Rights Groups: Siem Reap Death an Accident

Three human rights organization said Tuesday that death of a Siem Reap province man involved in a bitter land dispute with a local pagoda was accidental, although relatives and neighbors remained unconvinced.

Mao Bunlaing, 46, bled to death alone in his outhouse on Sunday evening from deep lacerations to his legs and back. His son and neighbors said they suspected foul play; the victim had been scheduled to at­tend provincial court on Mon­day in relation to an ongoing dispute over land with Wat Reachbo, which is trying to evict 56 families from an eight-hectare plot of land.

“We did a thorough investigation into this death…. He died after stepping on his toilet and breaking it,” said Mao Yin, chief of Adhoc’s Siem Reap office, adding that rights groups Licadho and Cambodian Cen­ter for Human Rights concurred. Sala Kamroeuk commune police Chief Yin Sopheach said the villagers had jumped, without a shred of evidence, to the wrong conclusion that Mao Bunlaing was murdered.

“At the scene where he died, there was no proof that he was kill­ed,” Yin Sopheach said.

Mao Bunlaing’s wife and son were still not convinced on Tuesday.

“I am poor and illiterate so I must accept their conclusion. But in my mind my husband was murdered,” said Preum Ley, 41.

The man’s son, Mao Veasna, 21, said that he believed the attacker was hiding in the outhouse in wait for his father.

Yin Sopheach and the rights workers said that scenario was im­possible as the man was found dead in­side the outhouse, which was locked from the inside.

One villager said that the death of Mao Bunlaing, whether an accident or not, had frightened her into want­ing to leave the disputed land.

Sok Hay, a lawyer for Reachbo pa­goda, said that the death of Mao Bunlaing was not related to the land dis­pute, adding he was unaware of what plans the monks had for the land.
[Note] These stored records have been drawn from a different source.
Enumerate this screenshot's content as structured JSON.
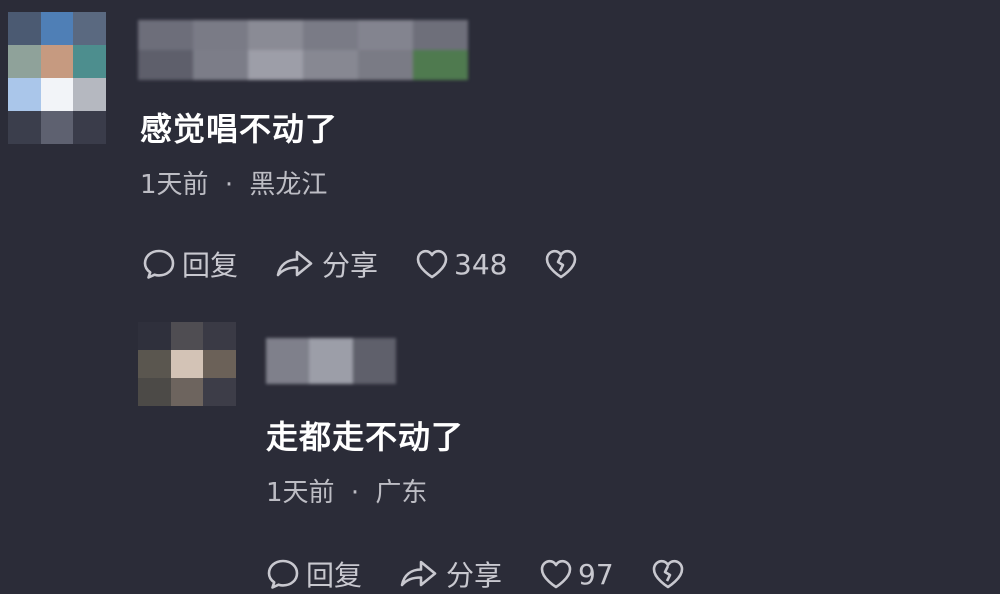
{
  "comments": [
    {
      "text": "感觉唱不动了",
      "time": "1天前",
      "separator": "·",
      "location": "黑龙江",
      "reply_label": "回复",
      "share_label": "分享",
      "likes": "348",
      "avatar_colors": [
        "#4b5a72",
        "#4f7fb6",
        "#5a6980",
        "#8fa29a",
        "#c69a80",
        "#4d8e8e",
        "#aac6ea",
        "#f2f4f8",
        "#b5b8c0",
        "#3b3e4c",
        "#5e6170",
        "#3a3c4a"
      ],
      "name_colors": [
        "#6d6e7a",
        "#7a7b86",
        "#8a8b95",
        "#7a7b86",
        "#83848f",
        "#6e6f7a",
        "#5e5f6b",
        "#7c7d88",
        "#9d9ea8",
        "#878892",
        "#7a7b85",
        "#4f7a4f"
      ]
    },
    {
      "text": "走都走不动了",
      "time": "1天前",
      "separator": "·",
      "location": "广东",
      "reply_label": "回复",
      "share_label": "分享",
      "likes": "97",
      "avatar_colors": [
        "#2f303c",
        "#4f4d52",
        "#3a3a45",
        "#5a564f",
        "#d3c3b6",
        "#6b6158",
        "#4c4a47",
        "#6d645e",
        "#3d3d48"
      ],
      "name_colors": [
        "#7f808b",
        "#9c9ea8",
        "#5f606b"
      ]
    }
  ],
  "colors": {
    "background": "#2b2c38",
    "text": "#ffffff",
    "meta": "#bdbdc4",
    "icon": "#c8c8cf"
  },
  "icons": {
    "reply": "speech-bubble-icon",
    "share": "share-arrow-icon",
    "like": "heart-icon",
    "dislike": "broken-heart-icon"
  }
}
So Socheat, 23, who is refusing to move from the land and is currently in Phnom Penh to lobby the Na­tion­al Land Dispute Authority, said that she had received information that the land is being cleared for a hotel or apartments. Tep Vong, supreme patriarch of the Mohanikay sect, wrote in letters this month that the land is needed for a school and monastery housing.